Whenever I encounter a problem that’s painful to solve, I consider finding a better way to do it. This involves weighing how long I think it might take to find (or create) a better solution versus the amount of time it would take to suck it up and do it the hard way. Where this fails is with painful processes encountered infrequently; since they don’t happen often, it’s less worthwhile to invest the time to improve it.
Multi-file search and replace is a perfect example of this kind of infrequently painful process. After messing around with for loops and sed in the shell, I finally sucked it up and got familiar with the Emacs way of doing it. It’s a great example of the synergy of Emacs tools, since it combines familiar features in a new way.
The facility for one-file S&R is called query-replace, and it’s bound to M-% (plain strings) and C-M-% (regexes) by default. As you’d expect, it prompts for search and replacement text, then replaces it in your buffer. When using regular expressions, you have the full power of them, with the ability to capture sub-expressions and use them in your replacement.
Dired is the Emacs file management package, and it’s quite powerful. You can invoke it with C-x d, or by pointing find-file (C-x C-f) at a directory.
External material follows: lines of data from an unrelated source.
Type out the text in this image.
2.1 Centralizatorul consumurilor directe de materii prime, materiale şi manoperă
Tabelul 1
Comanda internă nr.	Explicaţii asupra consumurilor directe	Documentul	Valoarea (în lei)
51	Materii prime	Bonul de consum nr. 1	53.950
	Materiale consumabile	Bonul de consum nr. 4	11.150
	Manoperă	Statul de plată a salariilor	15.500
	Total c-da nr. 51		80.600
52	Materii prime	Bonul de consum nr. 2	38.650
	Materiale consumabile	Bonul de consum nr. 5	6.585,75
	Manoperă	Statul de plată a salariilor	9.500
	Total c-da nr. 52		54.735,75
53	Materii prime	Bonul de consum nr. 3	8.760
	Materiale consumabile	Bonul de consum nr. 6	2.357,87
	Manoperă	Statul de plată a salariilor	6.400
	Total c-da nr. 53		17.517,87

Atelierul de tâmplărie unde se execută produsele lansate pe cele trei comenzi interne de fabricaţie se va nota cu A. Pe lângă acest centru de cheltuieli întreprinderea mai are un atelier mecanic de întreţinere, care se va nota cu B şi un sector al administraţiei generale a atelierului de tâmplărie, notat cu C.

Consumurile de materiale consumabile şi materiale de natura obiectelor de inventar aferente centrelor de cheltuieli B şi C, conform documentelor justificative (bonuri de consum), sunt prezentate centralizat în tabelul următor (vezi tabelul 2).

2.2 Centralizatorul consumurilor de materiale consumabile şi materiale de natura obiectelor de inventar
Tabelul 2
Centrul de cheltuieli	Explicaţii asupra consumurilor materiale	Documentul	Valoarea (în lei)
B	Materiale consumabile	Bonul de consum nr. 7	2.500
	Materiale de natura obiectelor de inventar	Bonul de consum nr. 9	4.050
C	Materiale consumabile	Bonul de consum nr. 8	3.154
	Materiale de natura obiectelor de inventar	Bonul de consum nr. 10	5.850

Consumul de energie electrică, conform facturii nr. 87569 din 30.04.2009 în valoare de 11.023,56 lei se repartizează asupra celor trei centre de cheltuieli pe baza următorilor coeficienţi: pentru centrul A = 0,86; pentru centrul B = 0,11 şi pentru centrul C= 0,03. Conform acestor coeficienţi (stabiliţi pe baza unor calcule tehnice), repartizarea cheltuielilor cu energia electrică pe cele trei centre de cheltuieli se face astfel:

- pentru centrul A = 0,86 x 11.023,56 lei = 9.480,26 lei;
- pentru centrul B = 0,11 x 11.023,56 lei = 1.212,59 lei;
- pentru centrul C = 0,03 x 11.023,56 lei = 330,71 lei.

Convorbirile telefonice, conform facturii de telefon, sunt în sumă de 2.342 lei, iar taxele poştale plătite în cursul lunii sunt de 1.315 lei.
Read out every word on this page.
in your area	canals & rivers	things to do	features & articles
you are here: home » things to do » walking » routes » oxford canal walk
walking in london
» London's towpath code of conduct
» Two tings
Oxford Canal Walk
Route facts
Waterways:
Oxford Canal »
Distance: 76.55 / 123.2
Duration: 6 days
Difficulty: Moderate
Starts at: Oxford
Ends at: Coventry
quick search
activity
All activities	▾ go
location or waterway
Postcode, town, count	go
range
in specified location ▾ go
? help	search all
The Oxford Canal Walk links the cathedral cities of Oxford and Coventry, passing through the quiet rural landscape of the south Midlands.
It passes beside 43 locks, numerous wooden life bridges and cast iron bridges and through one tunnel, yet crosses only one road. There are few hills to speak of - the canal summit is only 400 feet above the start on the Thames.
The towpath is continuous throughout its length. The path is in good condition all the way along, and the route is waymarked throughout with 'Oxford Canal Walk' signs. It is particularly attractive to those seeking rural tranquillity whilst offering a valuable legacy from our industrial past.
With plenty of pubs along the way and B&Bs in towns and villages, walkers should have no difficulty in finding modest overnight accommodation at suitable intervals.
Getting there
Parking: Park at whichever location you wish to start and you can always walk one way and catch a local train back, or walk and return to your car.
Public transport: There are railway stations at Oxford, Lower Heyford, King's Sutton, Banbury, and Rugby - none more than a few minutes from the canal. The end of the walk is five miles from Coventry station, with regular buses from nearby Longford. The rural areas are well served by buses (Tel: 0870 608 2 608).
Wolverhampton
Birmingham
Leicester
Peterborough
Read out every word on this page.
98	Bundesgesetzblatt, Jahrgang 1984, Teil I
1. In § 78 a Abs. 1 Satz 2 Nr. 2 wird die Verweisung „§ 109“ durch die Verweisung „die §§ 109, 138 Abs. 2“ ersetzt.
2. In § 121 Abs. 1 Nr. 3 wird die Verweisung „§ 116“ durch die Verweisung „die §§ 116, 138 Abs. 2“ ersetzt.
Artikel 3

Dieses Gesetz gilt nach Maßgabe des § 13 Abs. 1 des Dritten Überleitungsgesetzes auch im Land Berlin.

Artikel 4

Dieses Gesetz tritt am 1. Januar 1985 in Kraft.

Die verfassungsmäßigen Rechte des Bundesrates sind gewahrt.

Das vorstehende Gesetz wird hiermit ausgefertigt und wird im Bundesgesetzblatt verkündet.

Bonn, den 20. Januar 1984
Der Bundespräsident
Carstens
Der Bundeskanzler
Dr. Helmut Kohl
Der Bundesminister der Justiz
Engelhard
Dired lets you mark files with m, or files matching a regular expression with % m. Pressing Q runs query-replace over the contents of those files.
Dired only shows files in one directory, so this doesn’t work if you want to replace in files which span directories.
This can be mostly solved with find-dired. As the name implies, it runs find, putting the results in a dired buffer. Once you have that, you can use Q to S&R in the matched files.
This is good if you need to replace a string in every file under a subdirectory, or in every file whose name matches a pattern. Where it fails is when you need to replace a string in files which contain that string.
Emacs has excellent integration with grep, in several flavors:
grep. Basic grepping, with results placed in *grep*. The buffer shows filenames, line numbers, and the content from the file which matched.rgrep. My favorite, rgrep performs a recursive grep and filters out unwanted files, such as backups, stuff in .svn, etc.lgrep. Just like rgrep, but not recursive.find-grep. Getting close to what we want, find-grep runs grep on files located with find. And finally…find-grep-dired. Just like find-grep, but puts the results in a dired buffer instead.As you’ve no doubt figured out, we’ll be using find-grep-dired for this task.
Now we have all the pieces, let’s put them together. As an example, let’s say that we renamed an exception and need to change the catch blocks in every .php file in package.
We start by running find-grep-dired:
M-x find-grep-dired RET catch (FooException RET
This gives us a buffer of files containing catch (FooException. It includes stuff in .svn; we only want .php files, so we can mark those:
% m .php$ RET
Now that they’re marked, run query-replace on them:
Q catch (FooException RET catch (BarException RET
At this point, Emacs will cycle through every match in every file and ask you to confirm the replacement. If you press !, it will replace the rest of the matches in the current file, and start prompting you for the next; Y will replace every match in every file with no further prompting. Then you’ll need to save the files:
C-x s
This saves every modified file at once, and we’re done.